While “The Body, The Blood and The Machine” mined one side of existential dread, specifically that of fury, the record that I am discussing today, “The Good, The Bad and The Queen,” tackles the despair half. Make no mistake, Damon Albarn's new “supergroup” (perhaps the most outwardly blasé one ever constructed in terms of its collective demeanor), has not made a record about throwing in the towel or cashing in the chips or retiring to Iceland to watch the glaciers melt. The album never collapses in self-pity or bleak prophesy. Nonetheless, everything, every word, every harmony, every guitar or synth line, and every single drum break or fill, smacks of a kind of powerful solemnity.
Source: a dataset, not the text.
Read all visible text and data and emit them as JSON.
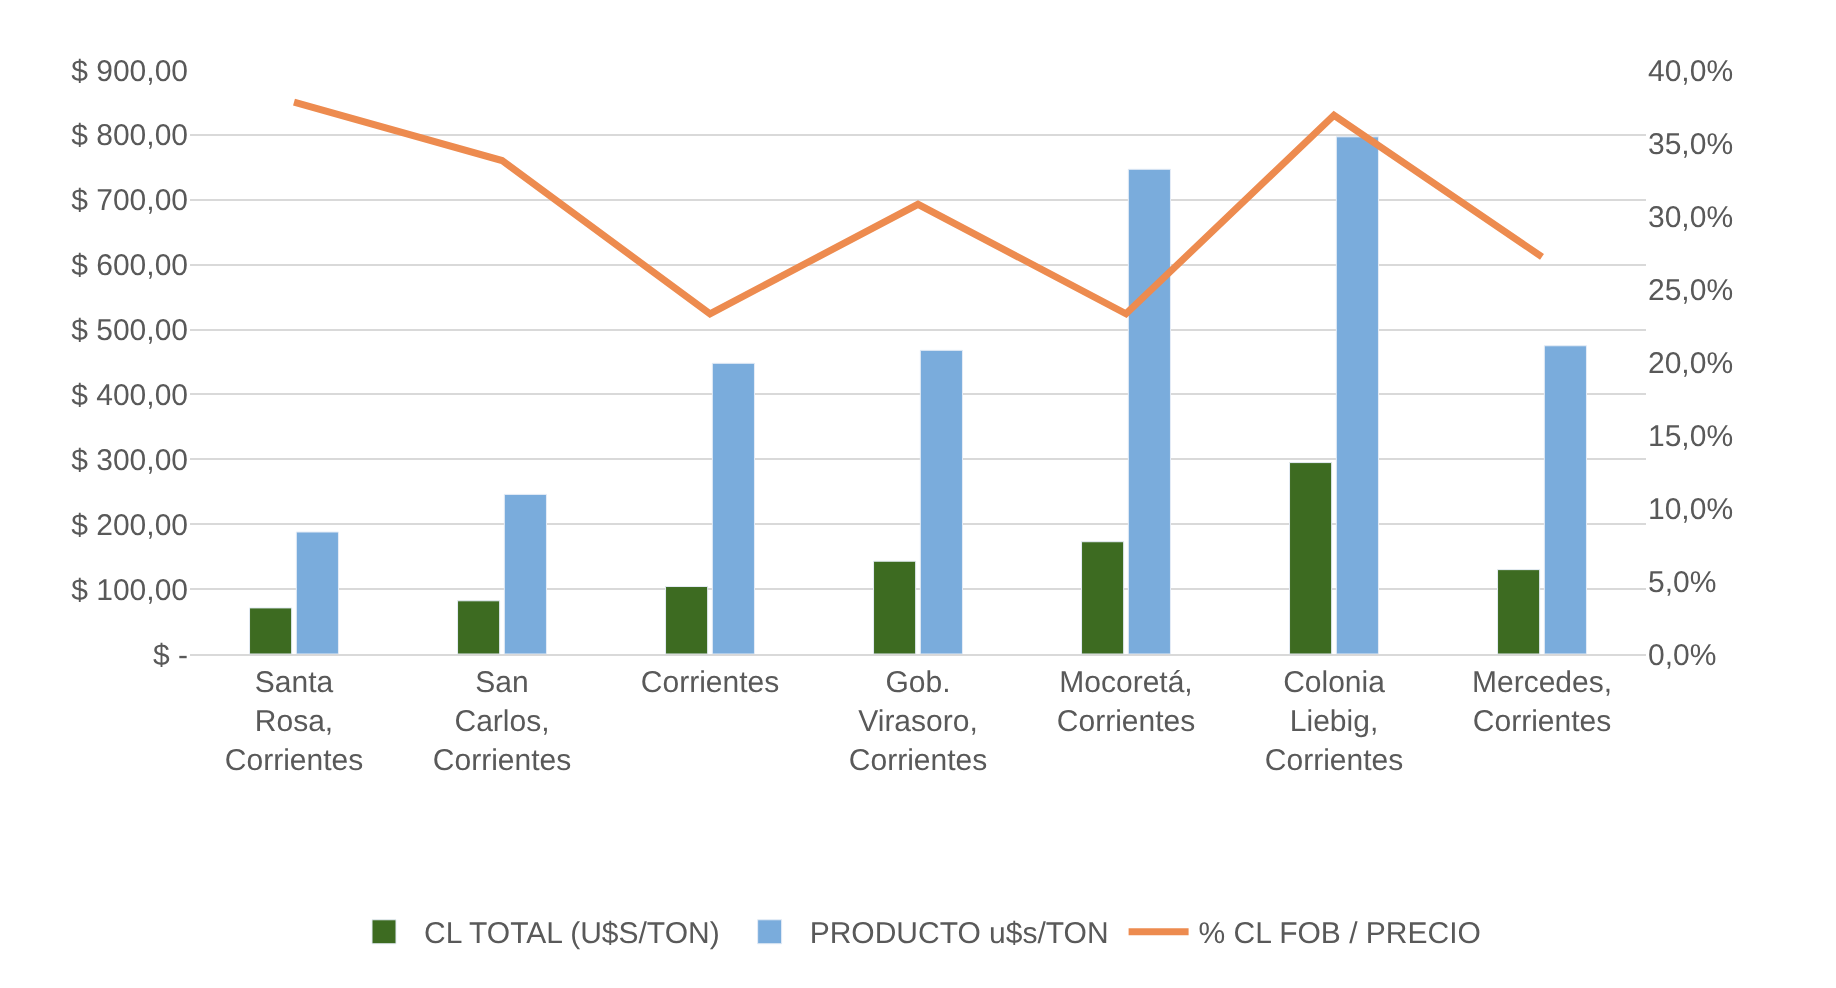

Whereas Albarn's last tour-de-force, the Gorillaz' “Demon Days” was not without thoughtful complexity or dread (see: title), “The Good, The Bad & The Queen” does not come off as its darker, grown-up companion piece. This is despite the fact that Danger Mouse is back once more on board behind the, err, the boards. Instead the resulting album is like neither Gorillaz album really. It's much more akin to the fantastic late-period Blur albums such as “13” and “Think Tank,” with the sonics of the former and the crafted cohesion of the latter. In short, Albarn has never written a record so beautiful, poetic, powerful, or well-resolved by its end.
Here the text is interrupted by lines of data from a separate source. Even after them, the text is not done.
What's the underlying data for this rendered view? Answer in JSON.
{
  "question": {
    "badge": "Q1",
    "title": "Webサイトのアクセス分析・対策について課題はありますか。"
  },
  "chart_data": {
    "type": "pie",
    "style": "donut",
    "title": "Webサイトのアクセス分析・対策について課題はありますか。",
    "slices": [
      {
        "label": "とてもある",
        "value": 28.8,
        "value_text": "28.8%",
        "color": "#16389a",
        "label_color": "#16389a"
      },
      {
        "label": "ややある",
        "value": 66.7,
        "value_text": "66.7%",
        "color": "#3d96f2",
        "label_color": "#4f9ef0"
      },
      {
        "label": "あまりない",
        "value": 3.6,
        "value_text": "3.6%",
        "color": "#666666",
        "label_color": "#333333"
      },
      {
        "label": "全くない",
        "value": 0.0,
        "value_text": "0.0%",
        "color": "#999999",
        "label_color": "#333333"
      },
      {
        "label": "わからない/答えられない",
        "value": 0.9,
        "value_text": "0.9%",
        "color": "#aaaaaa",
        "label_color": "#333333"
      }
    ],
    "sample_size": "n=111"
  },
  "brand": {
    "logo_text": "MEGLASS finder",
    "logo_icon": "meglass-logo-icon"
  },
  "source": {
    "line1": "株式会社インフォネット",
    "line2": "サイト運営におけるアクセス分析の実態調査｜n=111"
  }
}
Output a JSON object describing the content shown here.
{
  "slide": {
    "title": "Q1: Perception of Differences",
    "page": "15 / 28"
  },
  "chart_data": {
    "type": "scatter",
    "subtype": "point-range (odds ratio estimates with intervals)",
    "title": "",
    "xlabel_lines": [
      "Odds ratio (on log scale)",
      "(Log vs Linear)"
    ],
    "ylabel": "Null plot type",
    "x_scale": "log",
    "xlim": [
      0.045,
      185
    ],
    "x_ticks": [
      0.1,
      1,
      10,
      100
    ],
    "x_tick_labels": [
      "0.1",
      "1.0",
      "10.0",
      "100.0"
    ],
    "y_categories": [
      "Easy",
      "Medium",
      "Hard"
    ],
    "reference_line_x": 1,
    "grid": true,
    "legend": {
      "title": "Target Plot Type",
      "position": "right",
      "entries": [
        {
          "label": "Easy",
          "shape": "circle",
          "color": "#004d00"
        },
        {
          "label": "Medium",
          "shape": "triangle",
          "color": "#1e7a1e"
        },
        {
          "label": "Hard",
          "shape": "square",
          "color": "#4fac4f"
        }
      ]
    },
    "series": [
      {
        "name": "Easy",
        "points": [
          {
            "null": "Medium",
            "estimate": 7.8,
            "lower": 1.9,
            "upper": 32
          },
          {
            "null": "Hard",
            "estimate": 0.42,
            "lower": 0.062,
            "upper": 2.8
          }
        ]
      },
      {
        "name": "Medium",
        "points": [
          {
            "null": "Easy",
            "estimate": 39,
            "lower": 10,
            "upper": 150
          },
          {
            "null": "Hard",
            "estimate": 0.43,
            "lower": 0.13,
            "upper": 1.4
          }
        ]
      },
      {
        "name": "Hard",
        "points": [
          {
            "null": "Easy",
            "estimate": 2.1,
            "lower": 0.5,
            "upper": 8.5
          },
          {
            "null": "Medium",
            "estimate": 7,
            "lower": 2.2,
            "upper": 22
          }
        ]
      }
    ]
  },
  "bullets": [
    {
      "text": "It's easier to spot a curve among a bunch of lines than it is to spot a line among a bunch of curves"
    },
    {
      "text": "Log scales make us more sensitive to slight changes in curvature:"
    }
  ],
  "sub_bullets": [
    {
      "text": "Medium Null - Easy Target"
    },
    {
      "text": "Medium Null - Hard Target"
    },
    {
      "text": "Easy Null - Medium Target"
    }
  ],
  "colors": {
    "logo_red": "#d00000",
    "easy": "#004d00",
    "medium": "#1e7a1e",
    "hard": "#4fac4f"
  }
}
In fact, I will go so far to say that I think that few ever have. Every single time I listen to “The Good, the Bad and The Queen” I like it more—by factors of like, ten. In one regard, the album sounds vaguely like music visiting emissaries from the future (come to our time) might bring with them. On the other hand, the more I listen to it, the more familiar it seems to become. What I'm really trying to say is that it might be one of the best records that I have ever heard. Honestly. The band, which on paper reads like this A-List Britpop + Ragga/Punk Allstar + AfroBeat Pioneer + B-List Britpop, genuinely pulls-off sounding organically constituted, and astonishingly, greater than the sum of its parts. Who knew that Paul Simonon could still play the bass after spending the last like 75 years in retirement, painting? Who knew that other guy from The Verve was actually stand up, lick for lick, to his English Guitar-Godness Graham Coxon? Who would have ever guessed that Fela Kuti's drummer (and musical director) was a fucking Gorillaz' fan?
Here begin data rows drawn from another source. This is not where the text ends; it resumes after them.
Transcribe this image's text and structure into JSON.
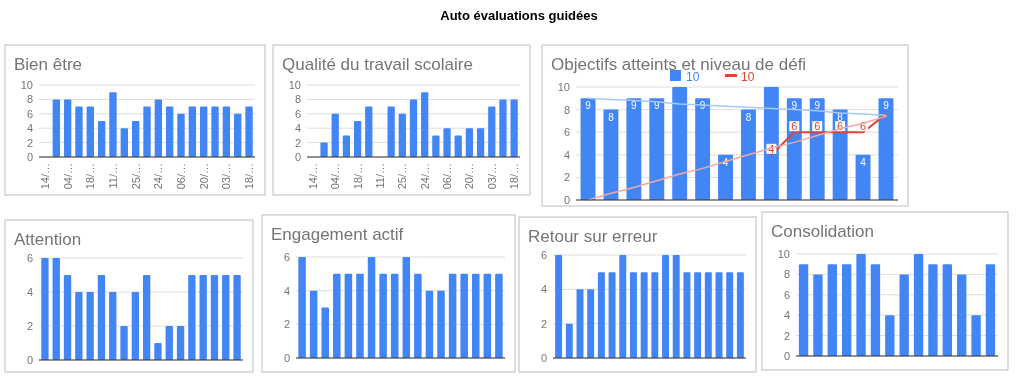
{
  "chart_data": [
    {
      "type": "other",
      "title": "Auto évaluations guidées"
    },
    {
      "type": "bar",
      "title": "Bien être",
      "categories": [
        "14/…",
        null,
        "04/…",
        null,
        "18/…",
        null,
        "11/…",
        null,
        "25/…",
        null,
        "24/…",
        null,
        "06/…",
        null,
        "20/…",
        null,
        "03/…",
        null,
        "18/…"
      ],
      "values": [
        null,
        8,
        8,
        7,
        7,
        5,
        9,
        4,
        5,
        7,
        8,
        7,
        6,
        7,
        7,
        7,
        7,
        6,
        7
      ],
      "color": "#4285f4",
      "ylim": [
        0,
        10
      ],
      "yticks": [
        0,
        2,
        4,
        6,
        8,
        10
      ],
      "grid": "y"
    },
    {
      "type": "bar",
      "title": "Qualité du travail scolaire",
      "categories": [
        "14/…",
        null,
        "04/…",
        null,
        "18/…",
        null,
        "11/…",
        null,
        "25/…",
        null,
        "24/…",
        null,
        "06/…",
        null,
        "20/…",
        null,
        "03/…",
        null,
        "18/…"
      ],
      "values": [
        null,
        2,
        6,
        3,
        5,
        7,
        null,
        7,
        6,
        8,
        9,
        3,
        4,
        3,
        4,
        4,
        7,
        8,
        8
      ],
      "color": "#4285f4",
      "ylim": [
        0,
        10
      ],
      "yticks": [
        0,
        2,
        4,
        6,
        8,
        10
      ],
      "grid": "y"
    },
    {
      "type": "bar",
      "title": "Objectifs atteints et niveau de défi",
      "categories": [
        null,
        null,
        null,
        null,
        null,
        null,
        null,
        null,
        null,
        null,
        null,
        null,
        null,
        null
      ],
      "ylim": [
        0,
        10
      ],
      "yticks": [
        0,
        2,
        4,
        6,
        8,
        10
      ],
      "grid": "y",
      "legend": "top",
      "series": [
        {
          "name": "10",
          "type": "bar",
          "color": "#4285f4",
          "values": [
            9,
            8,
            9,
            9,
            10,
            9,
            4,
            8,
            10,
            9,
            9,
            8,
            4,
            9
          ],
          "value_labels": [
            "9",
            "8",
            "9",
            "9",
            null,
            "9",
            "4",
            "8",
            null,
            "9",
            "9",
            "8",
            "4",
            "9"
          ]
        },
        {
          "name": "10",
          "type": "line",
          "color": "#db4437",
          "values": [
            null,
            null,
            null,
            null,
            null,
            null,
            null,
            null,
            4,
            6,
            6,
            6,
            6,
            7.6
          ],
          "value_labels": [
            null,
            null,
            null,
            null,
            null,
            null,
            null,
            null,
            "4",
            "6",
            "6",
            "6",
            "6",
            null
          ]
        },
        {
          "type": "line",
          "color": "#a8c7fa",
          "values": [
            9.0,
            8.9,
            8.8,
            8.7,
            8.5,
            8.4,
            8.3,
            8.2,
            8.1,
            8.0,
            7.9,
            7.7,
            7.6,
            7.5
          ]
        },
        {
          "type": "line",
          "color": "#f4a9a0",
          "values": [
            0,
            0.6,
            1.1,
            1.7,
            2.3,
            2.8,
            3.4,
            4.0,
            4.6,
            5.1,
            5.7,
            6.3,
            6.8,
            7.4
          ]
        }
      ]
    },
    {
      "type": "bar",
      "title": "Attention",
      "categories": [
        null,
        null,
        null,
        null,
        null,
        null,
        null,
        null,
        null,
        null,
        null,
        null,
        null,
        null,
        null,
        null,
        null,
        null
      ],
      "values": [
        6,
        6,
        5,
        4,
        4,
        5,
        4,
        2,
        4,
        5,
        1,
        2,
        2,
        5,
        5,
        5,
        5,
        5
      ],
      "color": "#4285f4",
      "ylim": [
        0,
        6
      ],
      "yticks": [
        0,
        2,
        4,
        6
      ],
      "grid": "y"
    },
    {
      "type": "bar",
      "title": "Engagement actif",
      "categories": [
        null,
        null,
        null,
        null,
        null,
        null,
        null,
        null,
        null,
        null,
        null,
        null,
        null,
        null,
        null,
        null,
        null,
        null
      ],
      "values": [
        6,
        4,
        3,
        5,
        5,
        5,
        6,
        5,
        5,
        6,
        5,
        4,
        4,
        5,
        5,
        5,
        5,
        5
      ],
      "color": "#4285f4",
      "ylim": [
        0,
        6
      ],
      "yticks": [
        0,
        2,
        4,
        6
      ],
      "grid": "y"
    },
    {
      "type": "bar",
      "title": "Retour sur erreur",
      "categories": [
        null,
        null,
        null,
        null,
        null,
        null,
        null,
        null,
        null,
        null,
        null,
        null,
        null,
        null,
        null,
        null,
        null,
        null
      ],
      "values": [
        6,
        2,
        4,
        4,
        5,
        5,
        6,
        5,
        5,
        5,
        6,
        6,
        5,
        5,
        5,
        5,
        5,
        5
      ],
      "color": "#4285f4",
      "ylim": [
        0,
        6
      ],
      "yticks": [
        0,
        2,
        4,
        6
      ],
      "grid": "y"
    },
    {
      "type": "bar",
      "title": "Consolidation",
      "categories": [
        null,
        null,
        null,
        null,
        null,
        null,
        null,
        null,
        null,
        null,
        null,
        null,
        null,
        null
      ],
      "values": [
        9,
        8,
        9,
        9,
        10,
        9,
        4,
        8,
        10,
        9,
        9,
        8,
        4,
        9
      ],
      "color": "#4285f4",
      "ylim": [
        0,
        10
      ],
      "yticks": [
        0,
        2,
        4,
        6,
        8,
        10
      ],
      "grid": "y"
    }
  ]
}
Moreover, the album doesn't just cultivate a mood or atmosphere like other similarly ambitious projects settle for. Each and every song itself manages to speak volumes; and hear we get back to that funny thing about the natural cycles of human emotions. No matter how bleak the bass' pattern, or how ominously the piano chords strike in tracks like “Kingdom of Doom,” “Green Fields,” or the title track, invariably something (or rather, someone) manages to come along, by song's end, to elevate the mood of the proceedings. Suddenly, there comes a spectacular drum fill, or guitar flourish and boom! things are back in land of the living. The first verse of the breathtakingly gorgeous “80's Life” begins in such an ominous fashion, “Where do I see the light/ It's all gone dead in a way,” but Albarn can't help himself, and so in verse number two he reverses course, “Suddenly police run out and/ Hope is found in a sound.” Suffice it to say, this lyrical sea change is one of the most moving things I have ever heard. And so, all over “The Good, The Bad and The Queen,” at moments such as this one, despair is miraculously returned to hope and anger turned back into optimism. Fucking marvelous!
9.5 out of 10
Totally agree. I think that if the 'critically aware' d-bags quit restraining Albarn & Co to their respective past, they might actually enjoy this fine record. It reminds me of walking through London one day while I was humming 'Melody Calls' by The Doves.